The present study has several limitations. Though the characteristics of the participants were similar to the national dentists’ profile, the findings may not completely reveal the practices and knowledge of all dental practitioners in the country. Further large-scale studies are thus suggested. Another limitation of the study is nonresponse bias. The dentists who refused to participate in the study might have different knowledge or practice scores compared to nonparticipants.

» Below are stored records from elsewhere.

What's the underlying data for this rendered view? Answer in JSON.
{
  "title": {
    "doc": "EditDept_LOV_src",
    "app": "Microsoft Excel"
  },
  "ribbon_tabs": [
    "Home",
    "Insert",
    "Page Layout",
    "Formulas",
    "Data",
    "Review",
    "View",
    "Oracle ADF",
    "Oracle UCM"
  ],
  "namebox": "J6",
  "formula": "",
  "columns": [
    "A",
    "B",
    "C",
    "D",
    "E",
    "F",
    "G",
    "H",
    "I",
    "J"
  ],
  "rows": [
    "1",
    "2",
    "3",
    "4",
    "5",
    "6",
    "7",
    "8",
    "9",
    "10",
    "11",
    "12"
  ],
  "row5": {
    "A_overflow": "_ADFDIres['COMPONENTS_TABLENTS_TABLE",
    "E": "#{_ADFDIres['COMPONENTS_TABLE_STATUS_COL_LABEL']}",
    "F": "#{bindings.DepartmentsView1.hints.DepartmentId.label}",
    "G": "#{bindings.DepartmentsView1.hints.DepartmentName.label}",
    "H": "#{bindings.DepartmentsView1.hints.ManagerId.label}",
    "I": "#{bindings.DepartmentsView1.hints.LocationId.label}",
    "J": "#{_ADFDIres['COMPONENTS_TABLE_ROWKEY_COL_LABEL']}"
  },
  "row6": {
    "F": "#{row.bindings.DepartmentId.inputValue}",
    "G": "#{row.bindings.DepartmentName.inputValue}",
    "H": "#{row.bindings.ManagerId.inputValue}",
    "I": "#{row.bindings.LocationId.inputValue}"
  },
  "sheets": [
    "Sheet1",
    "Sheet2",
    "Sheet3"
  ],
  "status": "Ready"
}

This study demonstrated poor early detection practices among the participating dentists, particularly, palpation of the oral mucosa and lymph nodes. Moreover, they had inadequate knowledge, particularly related to the clinical presentation of oral carcinomas. Owing to the high burden of oral carcinomas in Pakistan, these poor practices can have serious consequences for suffering patients. Hence, intervention must be done to improve the knowledge and practices of dentists. This can be achieved by improving the curriculum at the undergraduate levels and by providing continuous PDCs to dentists. These interventions are specifically important in South Asian countries, where OC cases are increasing day by day, along with the lack of awareness among the population.

The authors would like to express their gratitude to the Health Services Academy Pakistan and the Department of Global Health Research, Juntendo University, for providing an invaluable platform for research. The academic support offered by the institution significantly contributed to the successful completion of this study.

This study was performed in accordance with the Declaration of Helsinki. This human study was approved by the Internal Review Committee of Health Services Academy – approval: 000136/HSA/MSPH-2021. All adult participants provided written informed consent to participate in this study. Requests were made to seek Informed Consent from the Participating dentists in the study. Their written permissions were also taken on the consent forms before conducting the survey (online suppl. material A2). Identities of the participating dentists were preserved by using alpha-numeric codes for respondents during data collection and analysis. During the conduct of interviews, privacy and confidentiality of the interview setting were managed carefully.

The authors declare no conflicts of interest.

This research received no external funding.

Conceptualization, project administration, and design: Zoofa Talha and Mariyam Sarfraz. Methodology: Zoofa Talha, Mariyam Sarfraz, and Ishtiaq Ahmad. Validation, formal analysis, investigation, writing – original draft preparation, and data curation: Zoofa Talha and Ishtiaq Ahmad. Writing – review and editing: Zoofa Talha, Mariyam Sarfraz, Ishtiaq Ahmad, and Aida Uzakova. Visualization: Zoofa Talha and Aida Uzakova. Supervision: Mariyam Sarfraz, and Ishtiaq Ahmad. All authors have read and agreed to the published version of the manuscript.

The data that support the findings of this study are not publicly available due to privacy reasons but are available from the corresponding author upon reasonable request.